I think this can be answered with reference to the canonical, best selling young adult fantasy novel series, Harry Potter, loved by 12 year old boys all over the world. In fact my son who is 9, has read the whole series twice, I had to put them away so he would read something else.
There is almost no aspect of the Harry Potter setting related in the books that is not immediately engaging to the young mind, both female and male and is instead superfluous. While some details included may not be entirely essential to the plot, I think this series demonstrates that a lovingly crafted, detailed world that is well aimed at its audience will, all else equal, beat a less detailed equivalent. This is not to say you cannot write a good fantasy story a 12 year old boy will appreciate in low-fi, but it probably won't be as good.
I believe that a key part of Harry Potters appeal to the young reader is the carefully developed relationship between the world of Muggles and Wizards. Every young body reading it is accordingly transported out of that actual muggle world he inhabits and the Wizarding world. The fact that Harry starts his journey in the Muggle world and regularly returns to it serves to anchor what is a highly fantastical setting to more mundane events which the 12 year old reader instinctively understands.
Another key element designed to draw in the young male reader is Harry's sporting activities in the highly dangerous sport of Quidditch.

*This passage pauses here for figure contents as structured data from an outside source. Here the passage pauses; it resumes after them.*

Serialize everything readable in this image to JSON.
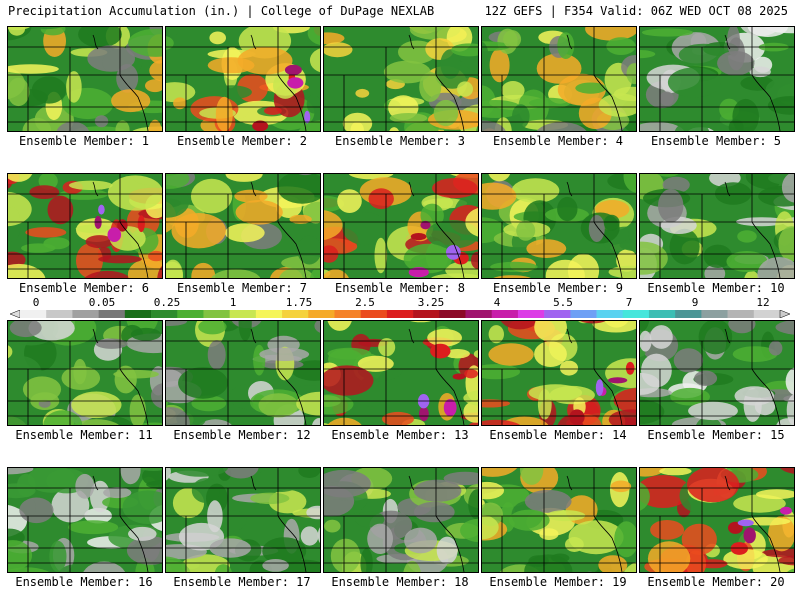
{
  "header": {
    "title_left": "Precipitation Accumulation (in.) | College of DuPage NEXLAB",
    "title_right": "12Z GEFS | F354 Valid: 06Z WED OCT 08 2025"
  },
  "colorbar": {
    "tick_labels": [
      "0",
      "0.05",
      "0.25",
      "1",
      "1.75",
      "2.5",
      "3.25",
      "4",
      "5.5",
      "7",
      "9",
      "12"
    ],
    "colors": [
      "#f0f0f0",
      "#c8c8c8",
      "#a0a0a0",
      "#787878",
      "#1a6e1a",
      "#2e8b2e",
      "#4caf32",
      "#82c341",
      "#c8e650",
      "#f5f55a",
      "#f5d23c",
      "#f5aa28",
      "#f58228",
      "#eb4b1e",
      "#dc1e1e",
      "#b4141e",
      "#8c0a28",
      "#a0146e",
      "#c81eaa",
      "#dc3ce6",
      "#a064f0",
      "#6ea0f5",
      "#5ad2f0",
      "#46e6dc",
      "#3cbeb4",
      "#4b9696",
      "#8ca0a0",
      "#b4b4b4",
      "#d2d2d2"
    ]
  },
  "panels": [
    {
      "label": "Ensemble Member: 1",
      "palette": "moderate"
    },
    {
      "label": "Ensemble Member: 2",
      "palette": "heavy"
    },
    {
      "label": "Ensemble Member: 3",
      "palette": "yellow"
    },
    {
      "label": "Ensemble Member: 4",
      "palette": "moderate"
    },
    {
      "label": "Ensemble Member: 5",
      "palette": "dry"
    },
    {
      "label": "Ensemble Member: 6",
      "palette": "heavy"
    },
    {
      "label": "Ensemble Member: 7",
      "palette": "moderate"
    },
    {
      "label": "Ensemble Member: 8",
      "palette": "heavy"
    },
    {
      "label": "Ensemble Member: 9",
      "palette": "moderate"
    },
    {
      "label": "Ensemble Member: 10",
      "palette": "dryish"
    },
    {
      "label": "Ensemble Member: 11",
      "palette": "dryish"
    },
    {
      "label": "Ensemble Member: 12",
      "palette": "dryish"
    },
    {
      "label": "Ensemble Member: 13",
      "palette": "heavy"
    },
    {
      "label": "Ensemble Member: 14",
      "palette": "heavy"
    },
    {
      "label": "Ensemble Member: 15",
      "palette": "dry"
    },
    {
      "label": "Ensemble Member: 16",
      "palette": "dry"
    },
    {
      "label": "Ensemble Member: 17",
      "palette": "dryish"
    },
    {
      "label": "Ensemble Member: 18",
      "palette": "dryish"
    },
    {
      "label": "Ensemble Member: 19",
      "palette": "moderate"
    },
    {
      "label": "Ensemble Member: 20",
      "palette": "heavy"
    }
  ]
}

Finally and most importantly the books carefully develop a series of antagonists which at the beginning of the series are basically schoolyard enemies/bullies and unpopular teachers, immediately recognisable figures of menace to any pre-pubescent child. The way these initially slightly menacing individuals grow into much more real threats throughout the series is very well accomplished.
So with reference to your setting, is there any reason a Fairy cannot use a mobile phone (at least when he or she is present in the mortal plane)? How has interaction with modern man changed the fairy world and economy. I suggest that if you develop a background for the fairy world as it was in the 15th century and then work out how it has co-evolved with the modern world, you can derive an interesting setting.
This is not to say your fairies need to employ technology, but they may have evolved to display certain similarities of culture or economic organisation to that which is familiar in the normal world today (could fairies develop a non technological version of social meida?).
However you do need to find some method of grounding your world on concepts and characters which have traits which are very familiar symbols to your target audience. The schoolyard enemies and friends, the mobile device/tablet and social media, parents and siblings, video games, school/lessons, holidays, figures of authority etc.
These symbols will become more effective where they are integrated carefully into the world building of your setting such that the more potent and recognisable or crucial to the plot the symbol/archetype employed is, the more you invest in the world building behind that aspect.